Solar and Your Property

Do I have what is needed to go solar at my home or office?

There are 3 factors to be cognizant of when making the decision to go solar at your residential or commercial location:

Roof Space

The amount of open/unobstructed roof space, simply put, will determine how many solar panels you can attach to your roof. The greater the amount of solar panels, the greater the energy production one can achieve. Roofs that are relatively flat and do not have obstructions, such as dormer windows, chimneys or vents, are ideal.

Roof Orientation

The direction your roof faces is a significant factor to take into account when considering whether or not to purchase a solar system for your home or office. A south-facing roof is ideal, while a north-facing roof will not suffice for solar; however, one can do quite well with a southwest- or southeast-facing roof. If the roof is completely flat, which is the case for some modern residential homes and commercial buildings, it can be considered ideal for installing solar panels if there is also minimal roof obstructions and shading.
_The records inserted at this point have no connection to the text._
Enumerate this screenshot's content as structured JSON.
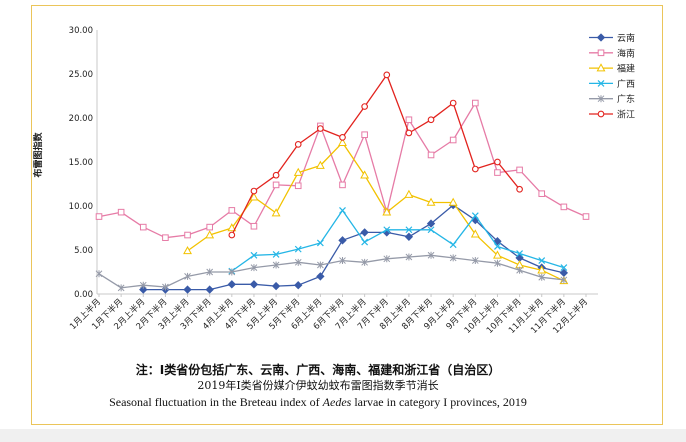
{
  "chart_data": {
    "type": "line",
    "title": "",
    "xlabel": "",
    "ylabel": "布雷图指数",
    "ylim": [
      0,
      30
    ],
    "yticks": [
      "0.00",
      "5.00",
      "10.00",
      "15.00",
      "20.00",
      "25.00",
      "30.00"
    ],
    "legend_position": "top-right",
    "grid": false,
    "categories": [
      "1月上半月",
      "1月下半月",
      "2月上半月",
      "2月下半月",
      "3月上半月",
      "3月下半月",
      "4月上半月",
      "4月下半月",
      "5月上半月",
      "5月下半月",
      "6月上半月",
      "6月下半月",
      "7月上半月",
      "7月下半月",
      "8月上半月",
      "8月下半月",
      "9月上半月",
      "9月下半月",
      "10月上半月",
      "10月下半月",
      "11月上半月",
      "11月下半月",
      "12月上半月"
    ],
    "series": [
      {
        "name": "云南",
        "color": "#3a5ba8",
        "marker": "diamond",
        "values": [
          null,
          null,
          0.5,
          0.5,
          0.5,
          0.5,
          1.1,
          1.1,
          0.9,
          1.0,
          2.0,
          6.1,
          7.0,
          7.0,
          6.5,
          8.0,
          10.1,
          8.4,
          6.0,
          4.1,
          3.0,
          2.4,
          null
        ]
      },
      {
        "name": "海南",
        "color": "#e67ba6",
        "marker": "square",
        "values": [
          8.8,
          9.3,
          7.6,
          6.4,
          6.7,
          7.6,
          9.5,
          7.7,
          12.4,
          12.3,
          19.1,
          12.4,
          18.1,
          9.3,
          19.8,
          15.8,
          17.5,
          21.7,
          13.8,
          14.1,
          11.4,
          9.9,
          8.8
        ]
      },
      {
        "name": "福建",
        "color": "#f2c200",
        "marker": "triangle",
        "values": [
          null,
          null,
          null,
          null,
          4.9,
          6.7,
          7.5,
          11.0,
          9.2,
          13.8,
          14.6,
          17.2,
          13.5,
          9.3,
          11.3,
          10.4,
          10.4,
          6.8,
          4.4,
          3.3,
          2.7,
          1.5,
          null
        ]
      },
      {
        "name": "广西",
        "color": "#25b6e6",
        "marker": "x",
        "values": [
          null,
          null,
          null,
          null,
          null,
          null,
          2.6,
          4.4,
          4.5,
          5.1,
          5.8,
          9.5,
          5.9,
          7.3,
          7.3,
          7.3,
          5.6,
          8.9,
          5.4,
          4.6,
          3.8,
          3.0,
          null
        ]
      },
      {
        "name": "广东",
        "color": "#959aa8",
        "marker": "asterisk",
        "values": [
          2.3,
          0.7,
          1.0,
          0.8,
          2.0,
          2.5,
          2.5,
          3.0,
          3.3,
          3.6,
          3.3,
          3.8,
          3.6,
          4.0,
          4.2,
          4.4,
          4.1,
          3.8,
          3.5,
          2.7,
          1.9,
          1.6,
          null
        ]
      },
      {
        "name": "浙江",
        "color": "#e2231e",
        "marker": "circle",
        "values": [
          null,
          null,
          null,
          null,
          null,
          null,
          6.7,
          11.7,
          13.5,
          17.0,
          18.8,
          17.8,
          21.3,
          24.9,
          18.3,
          19.8,
          21.7,
          14.2,
          15.0,
          11.9,
          null,
          null,
          null
        ]
      }
    ]
  },
  "caption": {
    "note": "注：I类省份包括广东、云南、广西、海南、福建和浙江省（自治区）",
    "title_cn": "2019年I类省份媒介伊蚊幼蚊布雷图指数季节消长",
    "title_en_before": "Seasonal fluctuation in the Breteau index of ",
    "title_en_italic": "Aedes",
    "title_en_after": " larvae in category I provinces, 2019"
  }
}
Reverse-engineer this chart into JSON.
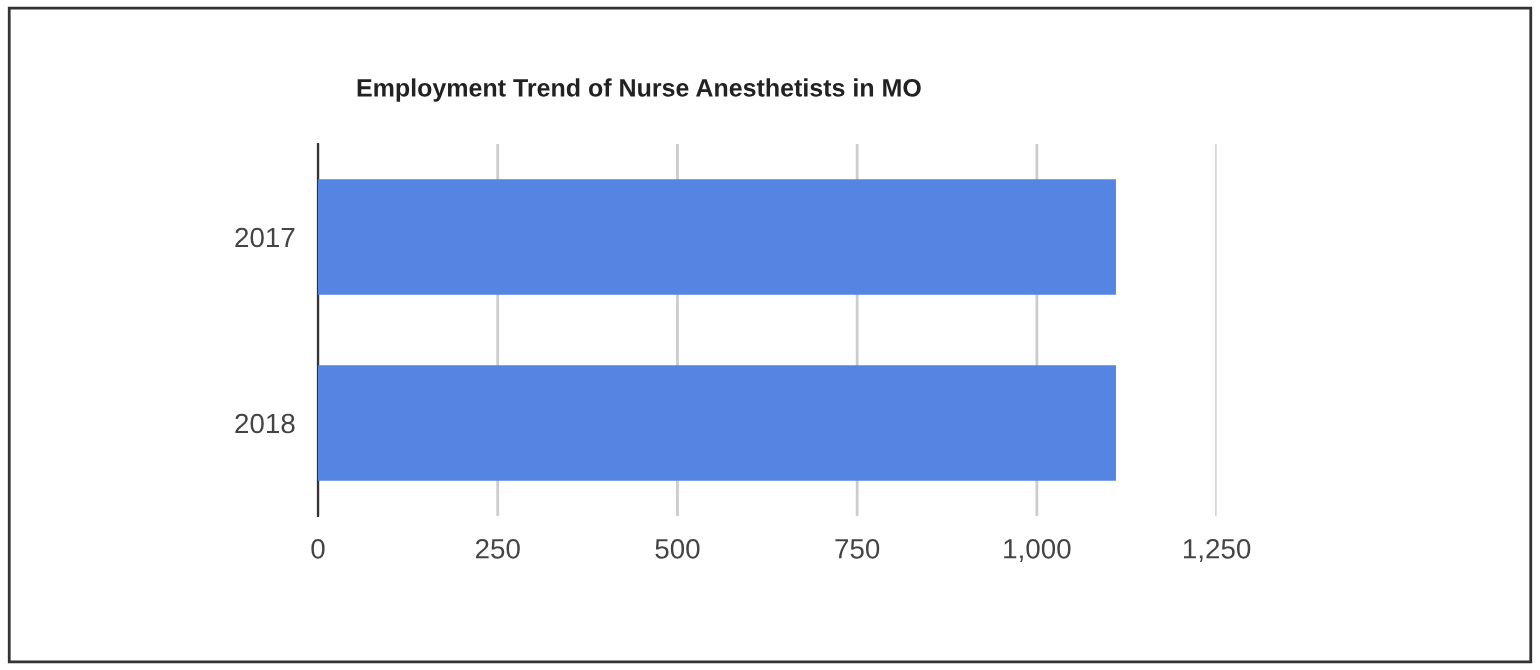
{
  "chart_data": {
    "type": "bar",
    "orientation": "horizontal",
    "title": "Employment Trend of Nurse Anesthetists in MO",
    "categories": [
      "2017",
      "2018"
    ],
    "series": [
      {
        "color": "#5485e3",
        "values": [
          1110,
          1110
        ]
      }
    ],
    "xlim": [
      0,
      1250
    ],
    "xticks": [
      0,
      250,
      500,
      750,
      {
        "value": 1000,
        "label": "1,000"
      },
      {
        "value": 1250,
        "label": "1,250"
      }
    ],
    "grid": "x",
    "legend": false
  }
}
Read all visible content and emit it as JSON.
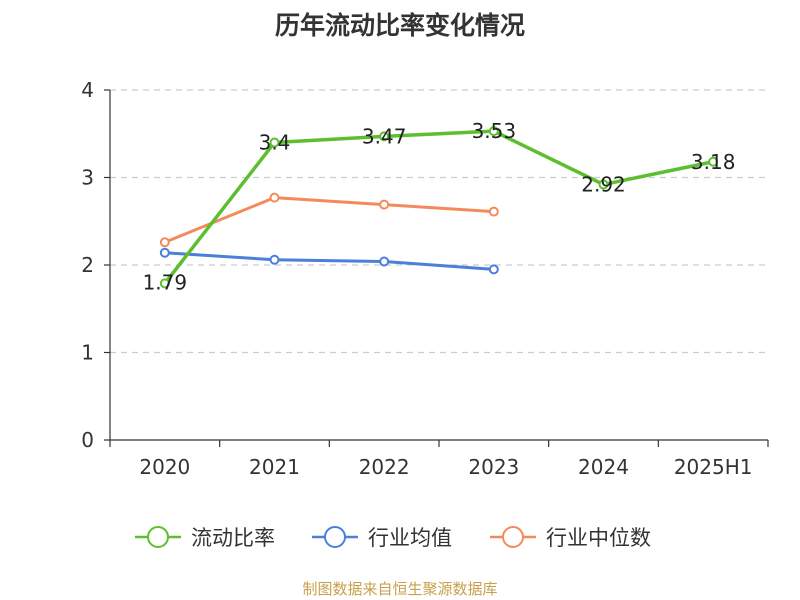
{
  "title": "历年流动比率变化情况",
  "source_note": "制图数据来自恒生聚源数据库",
  "chart_data": {
    "type": "line",
    "title": "历年流动比率变化情况",
    "xlabel": "",
    "ylabel": "",
    "categories": [
      "2020",
      "2021",
      "2022",
      "2023",
      "2024",
      "2025H1"
    ],
    "ylim": [
      0,
      4
    ],
    "yticks": [
      0,
      1,
      2,
      3,
      4
    ],
    "grid": true,
    "legend_position": "bottom",
    "series": [
      {
        "name": "流动比率",
        "color": "#5dbf2f",
        "values": [
          1.79,
          3.4,
          3.47,
          3.53,
          2.92,
          3.18
        ],
        "data_labels": [
          "1.79",
          "3.4",
          "3.47",
          "3.53",
          "2.92",
          "3.18"
        ]
      },
      {
        "name": "行业均值",
        "color": "#4a7fdb",
        "values": [
          2.14,
          2.06,
          2.04,
          1.95,
          null,
          null
        ]
      },
      {
        "name": "行业中位数",
        "color": "#f48a5c",
        "values": [
          2.26,
          2.77,
          2.69,
          2.61,
          null,
          null
        ]
      }
    ]
  }
}
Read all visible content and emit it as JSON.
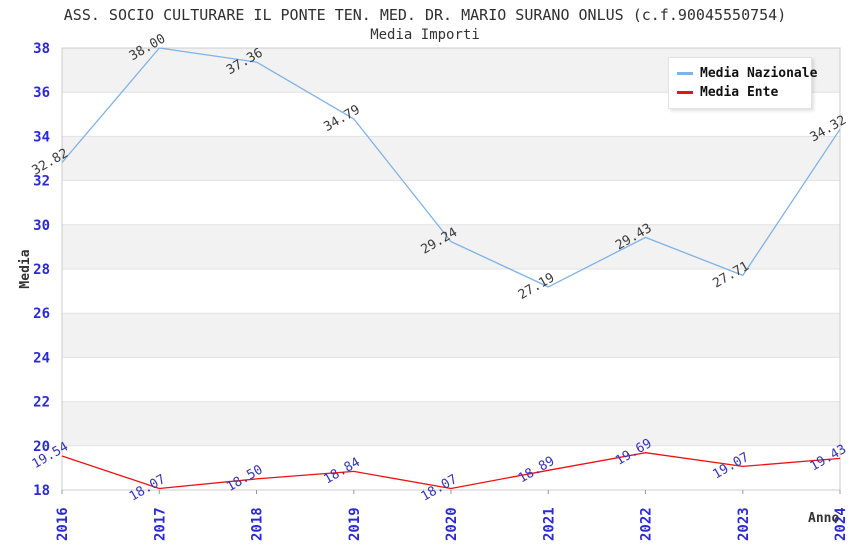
{
  "header": {
    "title": "ASS. SOCIO CULTURARE IL PONTE TEN. MED. DR. MARIO SURANO ONLUS (c.f.90045550754)",
    "subtitle": "Media Importi"
  },
  "chart_data": {
    "type": "line",
    "title": "ASS. SOCIO CULTURARE IL PONTE TEN. MED. DR. MARIO SURANO ONLUS (c.f.90045550754)",
    "subtitle": "Media Importi",
    "x": [
      "2016",
      "2017",
      "2018",
      "2019",
      "2020",
      "2021",
      "2022",
      "2023",
      "2024"
    ],
    "xlabel": "Anno",
    "ylabel": "Media",
    "ylim": [
      18,
      38
    ],
    "ytick_step": 2,
    "grid": "horizontal gridlines with alternating shaded bands",
    "legend_position": "top-right",
    "series": [
      {
        "name": "Media Nazionale",
        "color": "#7fb2e5",
        "label_color": "#3a3a3a",
        "values": [
          32.82,
          38.0,
          37.36,
          34.79,
          29.24,
          27.19,
          29.43,
          27.71,
          34.32
        ]
      },
      {
        "name": "Media Ente",
        "color": "#ee1111",
        "label_color": "#3434b8",
        "values": [
          19.54,
          18.07,
          18.5,
          18.84,
          18.07,
          18.89,
          19.69,
          19.07,
          19.43
        ]
      }
    ],
    "style": {
      "tick_color": "#2a2ad4",
      "band_colors": [
        "#f2f2f2",
        "#ffffff"
      ],
      "grid_color": "#e2e2e2",
      "border_color": "#cccccc",
      "tick_mark_color": "#999999",
      "title_color": "#2f2f2f",
      "axis_title_color": "#333333"
    }
  }
}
Shading is also another determinant factor for solar. Shading will obviously obstruct the sun’s rays and thus reduce the amount of energy that can be produced. If shading is caused by a moveable object, such as a tree, it can make an unviable situation viable again with tree work by an arborist. Other unmovable shading objects like neighboring buildings provide greater challenges. Sometimes a ground mount can be explored as a last resort. Shading is an issue in the Northeast United States, so moderate to light shading is sometimes a compromise a solar customer has to make.

Various types of locations


This south-facing roof with absolutely no shading issues would be the perfect candidate for solar.


This roof faces southwest and has trees on the property with light shading by some trees. However, nothing surrounding this building would significantly obstruct the solar panels.


This roof on this building is nearly flat, which is good; however, it faces west which is satisfactory but not ideal. The principal problems stem from the shading from the tall trees and building next door.